Zu Erich Kästners 50. Todestag

Ach, Herr Kästner!

In diesem Jahr haben wir zwei Ereignisse, die Erich Kästner betreffen. Sein 125. Geburtstag war bereits im Februar, der 50. Todestag jährt sich am 29. Juli. Den meisten von uns ist Erich Kästner bekannt durch seine Kinderbücher. Aber er und sein Leben haben uns viel mehr zu sagen.

Im Jahr 1940, nach sieben Jahren als verbotener Autor, schrieb sich Erich Kästner selbst einen deprimierten Brief: „Der Teufel muß Dich geritten haben, daß Du Deine kostbare Zeit damit vergeudest, der Mitwelt zu erzählen, Kriege seien verwerflich … Es ist eine Anmaßung, die Welt, und eine Zumutung, die Menschen veredeln zu wollen.“

Wo die Kanonen blühn

Zu seinem 125. Geburtstag war einiges über Kästner zu lesen. Bestenfalls am Rande wurde gestreift, wogegen Kästner immer angeschrieben hatte: Militarismus und Kriegstreiberei.

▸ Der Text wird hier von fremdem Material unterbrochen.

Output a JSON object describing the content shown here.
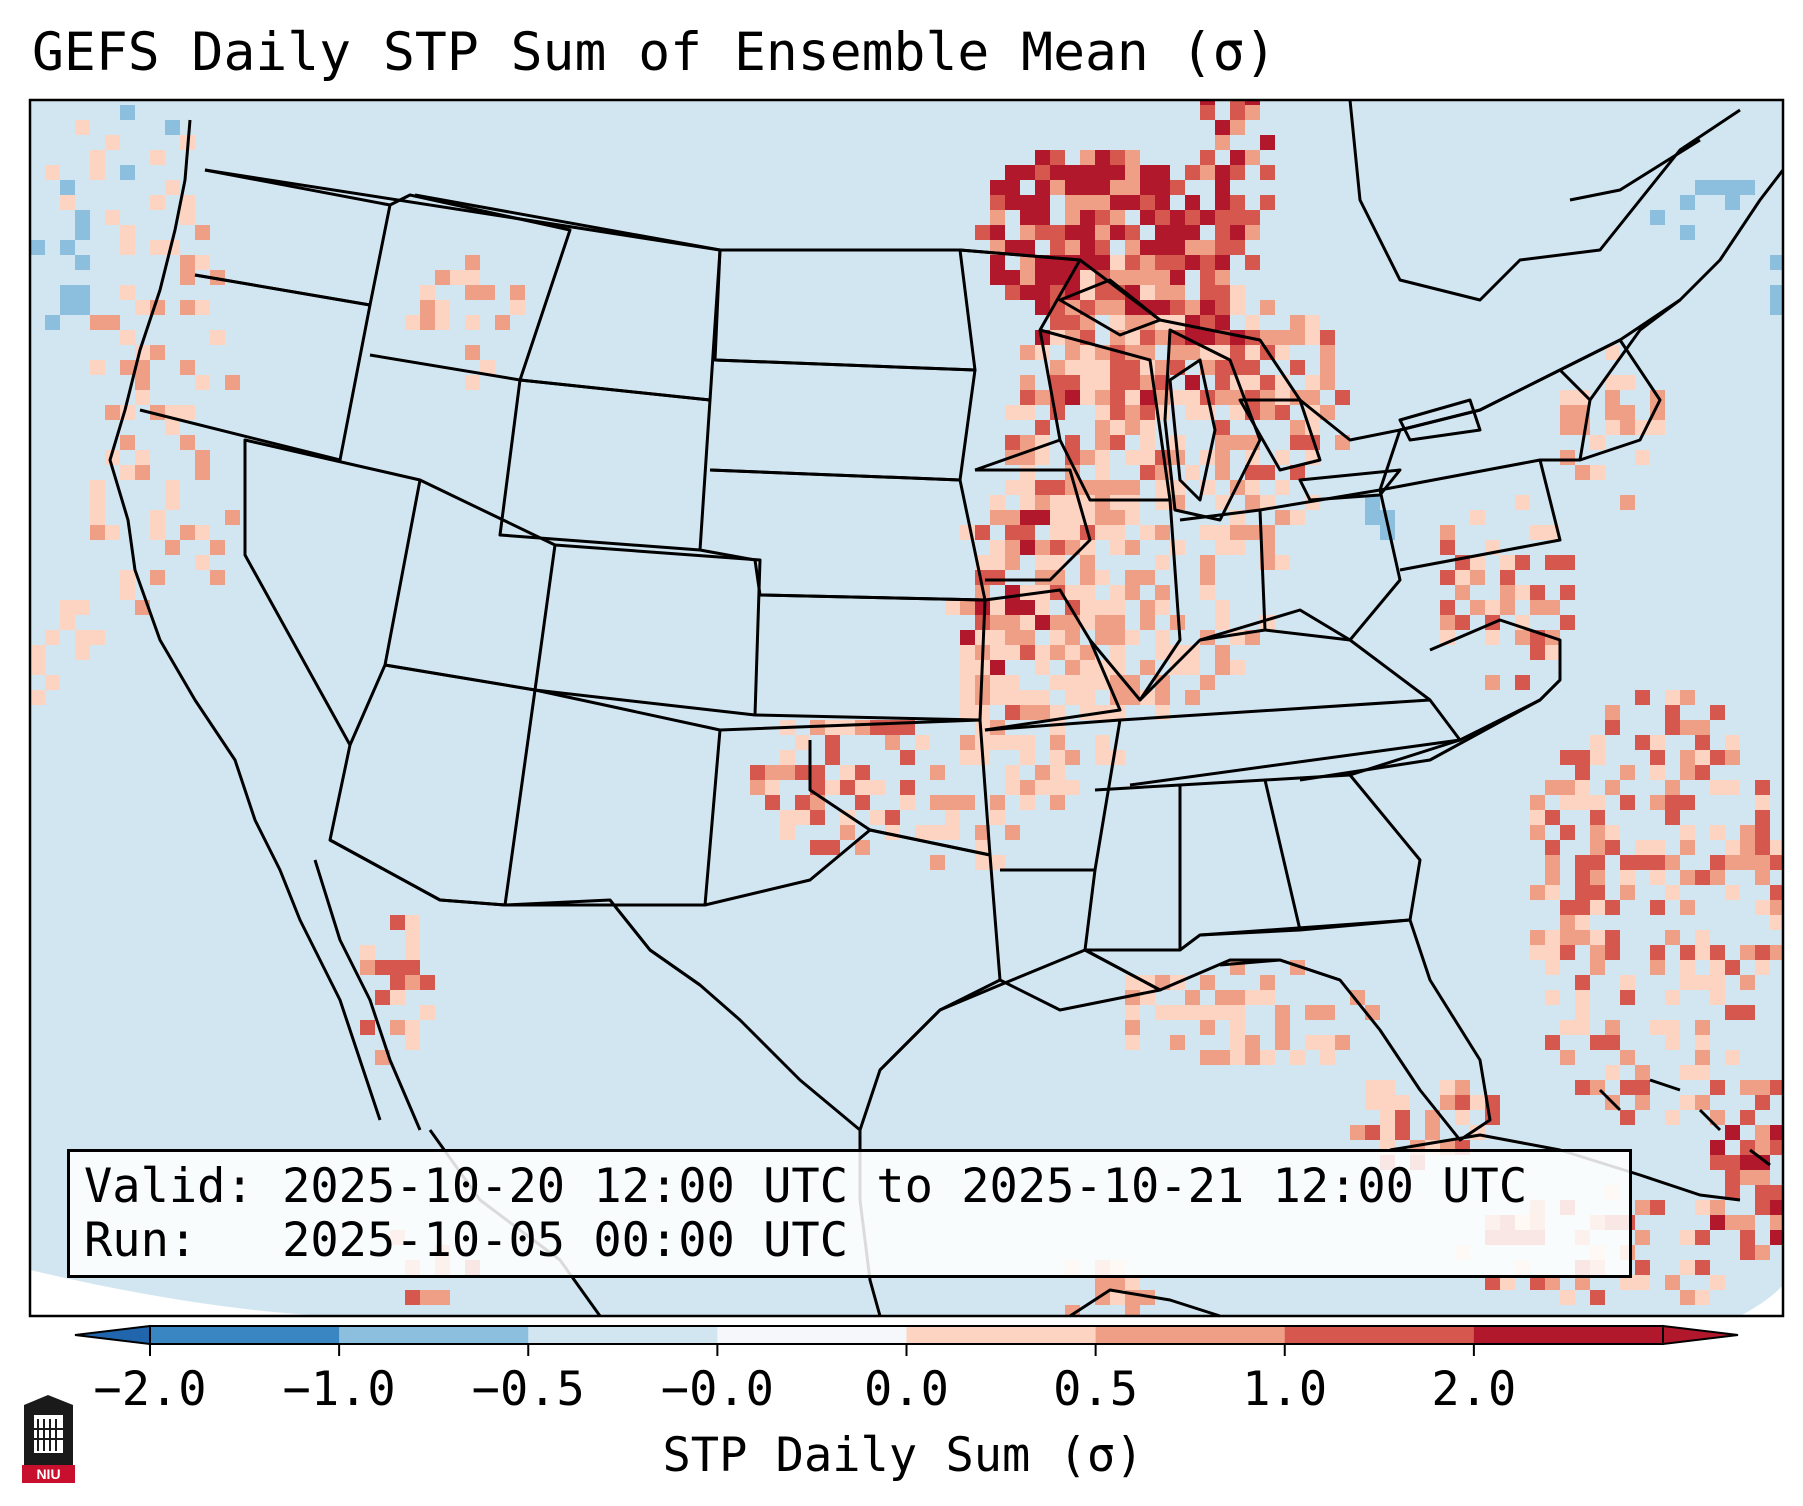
{
  "title": "GEFS Daily STP Sum of Ensemble Mean (σ)",
  "info": {
    "valid_label": "Valid:",
    "valid_value": "2025-10-20 12:00 UTC to 2025-10-21 12:00 UTC",
    "run_label": "Run:",
    "run_value": "2025-10-05 00:00 UTC"
  },
  "colorbar": {
    "label": "STP Daily Sum (σ)",
    "ticks": [
      "−2.0",
      "−1.0",
      "−0.5",
      "−0.0",
      "0.0",
      "0.5",
      "1.0",
      "2.0"
    ],
    "colors": [
      "#3a86c2",
      "#8cbfde",
      "#d2e6f2",
      "#f5f7fa",
      "#fcd4c1",
      "#ef9f86",
      "#d6574d",
      "#b2182b"
    ]
  },
  "map": {
    "background_color": "#d2e6f2",
    "outline_color": "#000000"
  },
  "logo": {
    "text": "NIU"
  }
}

„Auf den Schlachtfeldern von Verdun / wachsen Leichen als Vermächtnis. / Täglich sagt der Chor der Toten: / ‚Habt ein besseres Gedächtnis!‘“ / (Verdun, viele Jahre später.)

Es wäre ja nun wirklich für die vielen Medienarbeitenden ein Leichtes gewesen, sich seiner Warnungen zu entsinnen und sie heute den Politikern entgegenzuhalten:

„Wenn wir den Krieg gewonnen hätten / mit Wogenprall und Sturmgebraus, / dann wäre Deutschland nicht zu retten / und gliche einem Irrenhaus. / … Wenn wir den Krieg gewonnen hätten – / zum Glück gewannen wir ihn nicht.“ (Die andere Möglichkeit)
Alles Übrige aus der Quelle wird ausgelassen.